The EA hack is the latest in a series of high profile video game source code leaks. Last year, Valve, Capcom, Nintendo and Ubisoft have reportedly suffered similar data breaches. And earlier this year, a ransomware attack hit Cyberpunk 2077 Creator Red Project CD. (The developer mentionned Thursday that he has reason to believe the data has made its way onto the internet.) The source code is an attractive target for hackers because it describes exactly how the sausage is made – why push this the button deactivates this trap, or exactly or on an opponent’s head, your ball should land for optimal damage. When it falls into the wrong hands, source code has the potential to threaten the integrity of online video games, their servers, and even the safety of players.
“Hackers are definitely targeting more high-profile games and businesses in recent years than they’ve ever done before,” says OverkillLabs, who ran the CrackWatch subreddit focused on game piracy, “either for reputation, either to prove to large companies that their security has flaws, or simply to make money from them.
While ransomware has been the dominant theme in recent high-profile hacks, video game source code is a very expensive commodity in and of itself, especially for cheaters. Popular cheats are often designed by injecting pieces of the original game’s source code into other software. One of the reasons that video game companies pursue fraudsters is that they use aspects of the game code in their illegal products. (These costumes often quote copyright infringement, or more specifically, using copyrighted code without official permission.)
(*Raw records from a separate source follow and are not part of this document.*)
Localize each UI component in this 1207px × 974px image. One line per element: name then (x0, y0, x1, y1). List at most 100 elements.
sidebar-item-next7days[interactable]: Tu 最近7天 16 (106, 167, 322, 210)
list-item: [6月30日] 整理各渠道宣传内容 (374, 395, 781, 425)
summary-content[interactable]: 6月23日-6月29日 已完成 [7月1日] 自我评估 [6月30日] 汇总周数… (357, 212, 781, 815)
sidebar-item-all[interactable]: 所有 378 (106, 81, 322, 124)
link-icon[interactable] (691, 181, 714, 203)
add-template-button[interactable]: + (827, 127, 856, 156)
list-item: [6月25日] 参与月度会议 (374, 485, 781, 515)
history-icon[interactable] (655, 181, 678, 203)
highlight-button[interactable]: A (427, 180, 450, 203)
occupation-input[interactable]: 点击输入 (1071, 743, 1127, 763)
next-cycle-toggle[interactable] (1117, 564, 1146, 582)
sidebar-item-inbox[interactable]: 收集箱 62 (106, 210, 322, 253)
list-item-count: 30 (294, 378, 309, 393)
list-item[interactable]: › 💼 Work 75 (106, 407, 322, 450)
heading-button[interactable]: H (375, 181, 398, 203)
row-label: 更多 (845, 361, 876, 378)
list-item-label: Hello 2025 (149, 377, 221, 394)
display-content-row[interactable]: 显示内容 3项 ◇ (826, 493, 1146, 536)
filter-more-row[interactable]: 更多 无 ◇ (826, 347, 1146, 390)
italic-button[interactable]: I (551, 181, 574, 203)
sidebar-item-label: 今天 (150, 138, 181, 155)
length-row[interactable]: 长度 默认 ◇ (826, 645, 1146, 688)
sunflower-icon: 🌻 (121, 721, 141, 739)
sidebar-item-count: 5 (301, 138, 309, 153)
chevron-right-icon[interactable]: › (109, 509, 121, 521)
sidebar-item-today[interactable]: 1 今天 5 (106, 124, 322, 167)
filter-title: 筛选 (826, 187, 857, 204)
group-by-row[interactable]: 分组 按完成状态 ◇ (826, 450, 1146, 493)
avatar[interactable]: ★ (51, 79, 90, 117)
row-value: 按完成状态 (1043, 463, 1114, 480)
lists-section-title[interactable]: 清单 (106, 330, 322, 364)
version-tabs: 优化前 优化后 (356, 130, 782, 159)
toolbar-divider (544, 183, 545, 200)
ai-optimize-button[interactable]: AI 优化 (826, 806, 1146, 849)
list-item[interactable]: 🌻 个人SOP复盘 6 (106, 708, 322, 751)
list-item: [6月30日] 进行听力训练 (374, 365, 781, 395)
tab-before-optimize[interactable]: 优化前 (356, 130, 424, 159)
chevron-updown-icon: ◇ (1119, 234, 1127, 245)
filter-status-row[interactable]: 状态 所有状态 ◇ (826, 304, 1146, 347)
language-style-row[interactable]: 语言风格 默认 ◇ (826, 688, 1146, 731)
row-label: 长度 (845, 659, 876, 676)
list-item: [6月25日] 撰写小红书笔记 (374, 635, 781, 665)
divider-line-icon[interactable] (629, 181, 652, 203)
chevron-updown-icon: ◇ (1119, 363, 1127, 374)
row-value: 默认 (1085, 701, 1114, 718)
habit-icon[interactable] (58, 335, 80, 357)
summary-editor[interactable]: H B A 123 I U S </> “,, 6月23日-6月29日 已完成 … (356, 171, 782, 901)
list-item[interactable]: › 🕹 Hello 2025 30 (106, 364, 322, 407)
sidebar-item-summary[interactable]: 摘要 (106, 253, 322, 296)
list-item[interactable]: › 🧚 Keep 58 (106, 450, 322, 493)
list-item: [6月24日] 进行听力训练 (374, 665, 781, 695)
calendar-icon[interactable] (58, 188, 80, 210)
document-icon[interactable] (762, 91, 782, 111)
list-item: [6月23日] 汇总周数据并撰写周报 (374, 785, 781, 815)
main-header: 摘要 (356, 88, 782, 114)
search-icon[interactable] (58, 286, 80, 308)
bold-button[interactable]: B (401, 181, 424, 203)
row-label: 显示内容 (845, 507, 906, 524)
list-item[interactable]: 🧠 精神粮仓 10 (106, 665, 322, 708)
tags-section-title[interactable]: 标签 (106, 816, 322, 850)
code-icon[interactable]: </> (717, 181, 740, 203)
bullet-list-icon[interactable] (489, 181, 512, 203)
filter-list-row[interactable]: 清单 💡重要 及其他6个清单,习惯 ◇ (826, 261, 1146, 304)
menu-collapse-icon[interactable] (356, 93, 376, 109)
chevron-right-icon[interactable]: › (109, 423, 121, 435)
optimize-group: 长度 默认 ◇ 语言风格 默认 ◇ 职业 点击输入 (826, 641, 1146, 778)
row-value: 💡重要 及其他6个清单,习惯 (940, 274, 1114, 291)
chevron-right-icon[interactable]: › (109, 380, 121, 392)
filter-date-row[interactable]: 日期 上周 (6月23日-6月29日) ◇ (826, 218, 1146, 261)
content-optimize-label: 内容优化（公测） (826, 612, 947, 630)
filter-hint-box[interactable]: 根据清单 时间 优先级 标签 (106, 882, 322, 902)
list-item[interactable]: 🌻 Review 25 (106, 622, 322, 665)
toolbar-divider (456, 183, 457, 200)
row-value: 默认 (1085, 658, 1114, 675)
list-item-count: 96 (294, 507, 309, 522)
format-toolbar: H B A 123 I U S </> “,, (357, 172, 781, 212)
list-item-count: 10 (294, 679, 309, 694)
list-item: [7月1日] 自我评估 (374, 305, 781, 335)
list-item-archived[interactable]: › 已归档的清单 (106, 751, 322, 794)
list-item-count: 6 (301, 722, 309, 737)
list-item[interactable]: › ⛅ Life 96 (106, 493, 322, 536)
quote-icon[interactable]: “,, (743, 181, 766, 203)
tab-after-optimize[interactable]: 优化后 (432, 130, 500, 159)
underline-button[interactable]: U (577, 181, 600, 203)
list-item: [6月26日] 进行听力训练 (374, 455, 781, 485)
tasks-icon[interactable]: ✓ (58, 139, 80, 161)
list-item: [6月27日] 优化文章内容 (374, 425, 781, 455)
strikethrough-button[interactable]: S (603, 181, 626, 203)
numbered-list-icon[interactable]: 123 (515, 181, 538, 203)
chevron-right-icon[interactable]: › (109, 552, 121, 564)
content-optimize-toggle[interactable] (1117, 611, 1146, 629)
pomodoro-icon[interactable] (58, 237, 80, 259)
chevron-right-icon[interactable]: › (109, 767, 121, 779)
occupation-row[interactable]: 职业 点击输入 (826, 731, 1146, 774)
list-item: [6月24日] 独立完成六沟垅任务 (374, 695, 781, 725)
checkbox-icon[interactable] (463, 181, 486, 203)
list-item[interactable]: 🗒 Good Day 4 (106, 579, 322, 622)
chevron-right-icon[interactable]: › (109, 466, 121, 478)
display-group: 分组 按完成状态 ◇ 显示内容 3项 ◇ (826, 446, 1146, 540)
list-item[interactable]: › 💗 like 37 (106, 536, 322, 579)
“When they have access to the source code, they can easily see what makes the game work and how they might adapt their tips to the game,” says OverkillLabs. “If the game had anti-cheat, for example, they could easily find a way to use it.”
A member of the game leak scene we’ll call Ridley says shooters like EA’s Battlefield are popular targets for cheaters, and hence source code hackers. In these games, he says, “the hacks are much more meaningful,” allowing superpowers like auto aim and the ability to see through walls.
Another use of this source code is for modding. Designing tools and fan-created content is easier when fans don’t have to reverse engineer games code.
Not all leaked source code is being used for evil. Video game historians and curators alike covet these schematics for the inner workings of games. The increased control of gaming companies over their products, whether it’s digital-only downloads or forced internet connectivity, is sketching out gamers who view games as cultural products. And a lot of game companies don’t have a great track record for keeping their own games alive. “How many times have we seen a game go permanently offline because the developer or publisher has gone bankrupt, or simply deemed it unprofitable? Said Jaycie, a player who collects the source code.